Ma quasi tutte le volte, i faldoni sequestrati vennero chiusi negli stessi uffici in armadi sigillati, che non sono stati mai più aperti, se non dagli stessi comunali, a bufera conclusa, per riportarli al loro posto negli archivi. Gli interrogatori si svolgevano in via Traiana, al civico 53 A, dov’era su vari piani la sede degli uffici giudiziari, se condotti direttamente dal sostituto, oppure in un piccolo appartamento dall’altro lato della via, dove la polizia giudiziaria svolgeva le sue indagini “a tavolino”. Solamente la cortesia e il tratto formalmente benevolo e rispettoso di questo o quel maresciallo – con cui ci si conosceva da anni – temperavano appena i toni minacciosi e, sovente, la brutalità con cui indagati e testimoni (questi ultimi continuamente a rischio di passare all’altra categoria) venivano trattati. Non posso cancellare dalla memoria i metodi violenti e le inqualificabili minacce con cui fu interrogato un testimone del tutto estraneo agli sviluppi del caso e ben noto per l’assoluta (quasi esagerata) correttezza professionale, quale era l’architetto Renato Amaturo, che ne restò a lungo letteralmente traumatizzato. Forse, mai come in quei momenti, in quelle settimane ed in quei mesi, l’impressione di non vivere in uno Stato normale ma in uno stato di emergenza democratica, sociale e morale mi è parsa altrettanto forte.
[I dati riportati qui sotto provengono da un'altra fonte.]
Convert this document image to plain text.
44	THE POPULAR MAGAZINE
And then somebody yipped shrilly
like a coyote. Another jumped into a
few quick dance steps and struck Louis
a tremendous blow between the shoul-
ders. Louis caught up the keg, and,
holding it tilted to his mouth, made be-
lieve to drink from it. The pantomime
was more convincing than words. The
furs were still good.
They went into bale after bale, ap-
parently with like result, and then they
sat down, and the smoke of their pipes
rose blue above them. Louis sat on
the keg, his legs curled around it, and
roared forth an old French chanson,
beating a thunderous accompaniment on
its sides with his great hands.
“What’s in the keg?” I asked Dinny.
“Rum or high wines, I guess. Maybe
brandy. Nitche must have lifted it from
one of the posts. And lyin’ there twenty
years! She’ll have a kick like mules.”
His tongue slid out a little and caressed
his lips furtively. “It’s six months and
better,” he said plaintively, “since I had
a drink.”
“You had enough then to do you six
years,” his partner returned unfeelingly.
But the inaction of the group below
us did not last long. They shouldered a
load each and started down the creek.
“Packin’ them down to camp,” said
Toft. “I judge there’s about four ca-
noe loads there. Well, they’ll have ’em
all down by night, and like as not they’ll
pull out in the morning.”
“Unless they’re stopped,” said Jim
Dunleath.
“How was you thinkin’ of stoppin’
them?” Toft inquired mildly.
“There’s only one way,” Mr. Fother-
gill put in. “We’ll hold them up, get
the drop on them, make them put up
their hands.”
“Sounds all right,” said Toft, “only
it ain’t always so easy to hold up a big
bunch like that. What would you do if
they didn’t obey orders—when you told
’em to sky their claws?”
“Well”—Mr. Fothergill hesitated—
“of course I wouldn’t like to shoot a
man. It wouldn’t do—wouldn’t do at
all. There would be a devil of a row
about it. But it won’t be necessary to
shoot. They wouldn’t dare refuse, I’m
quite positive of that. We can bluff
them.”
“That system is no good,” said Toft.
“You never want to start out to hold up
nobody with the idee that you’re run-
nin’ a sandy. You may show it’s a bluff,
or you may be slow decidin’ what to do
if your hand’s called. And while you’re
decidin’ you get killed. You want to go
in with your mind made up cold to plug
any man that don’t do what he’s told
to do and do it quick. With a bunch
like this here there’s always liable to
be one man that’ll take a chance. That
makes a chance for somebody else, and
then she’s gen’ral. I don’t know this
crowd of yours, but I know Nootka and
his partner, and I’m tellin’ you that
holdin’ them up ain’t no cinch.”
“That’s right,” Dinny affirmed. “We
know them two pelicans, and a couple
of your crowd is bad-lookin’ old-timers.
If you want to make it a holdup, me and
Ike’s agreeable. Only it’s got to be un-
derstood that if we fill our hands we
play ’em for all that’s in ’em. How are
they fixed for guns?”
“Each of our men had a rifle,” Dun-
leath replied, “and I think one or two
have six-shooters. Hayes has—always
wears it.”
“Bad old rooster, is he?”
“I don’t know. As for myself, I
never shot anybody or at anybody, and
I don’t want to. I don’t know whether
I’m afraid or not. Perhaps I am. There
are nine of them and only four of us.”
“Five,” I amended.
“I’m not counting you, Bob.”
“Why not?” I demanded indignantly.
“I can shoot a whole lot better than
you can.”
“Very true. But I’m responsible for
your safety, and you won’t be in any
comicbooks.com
Si tratta di fatti che sono stati già raccontati, come è noto, con la partecipazione emotiva di uno dei principali protagonisti e, direi, di una delle vittime più gravemente colpite e danneggiate da quei giorni e da quelle notti da incubo.

Accanto all’offensiva “poliziesca”, si susseguirono una serie di iniziative di altri personaggi, che all’apparente attenzione per alcuni aspetti fondamentali e condivisi della società civile – in questo caso, la stampa parlava di «moschettieri contro gli abusi» – univano un forte disprezzo per le persone e per la verità, con forme di accanimento rimaste negativamente impresse nel ricordo per la loro infondatezza, provata ben presto dai primi riscontri istruttori più obiettivi, da cui furono inesorabilmente e definitivamente smentite.

Dal mio punto di vista, ho già espresso in due articoli lo stato d’animo che quegli avvenimenti suscitano in me oggi, nella distanza ormai ultraventennale della loro conclusione positiva. Anche se non sono mancati, in seguito, motivi di perplessità e di preoccupazione su quanto quell’esperienza possa essere stata di monito ad evitarne il ripetersi. Recenti episodi di troppo tenue obiettività e scarsissima indipendenza intellettuale riscontrati in alcuni rappresentanti della mia stessa professione, non sono rassicuranti.

Resta, tuttavia, la convinzione non solo e non tanto dell’esistenza della dea di cui abbiamo parlato nell’ultimo “giallo”, quanto della necessità che non si perdano mai quei valori – non sembri una frase retorica – che poi sono quelli su cui si fonda il nostro vivere civile, la nostra Costituzione.

Quei valori che distinguono il corretto senso del diritto e del rigore etico da qualunque forma di prevaricazione e di persecuzione. All’epoca, proprio la constatazione di essere divenuto, dopo una iniziale “immunità” durata a lungo, l’obiettivo per così dire privilegiato d’un quantità stupefacente di ipotetiche supposizioni tanto false quanto ridicole, mi diede la forza fisica e morale di guardare con tranquillità al futuro.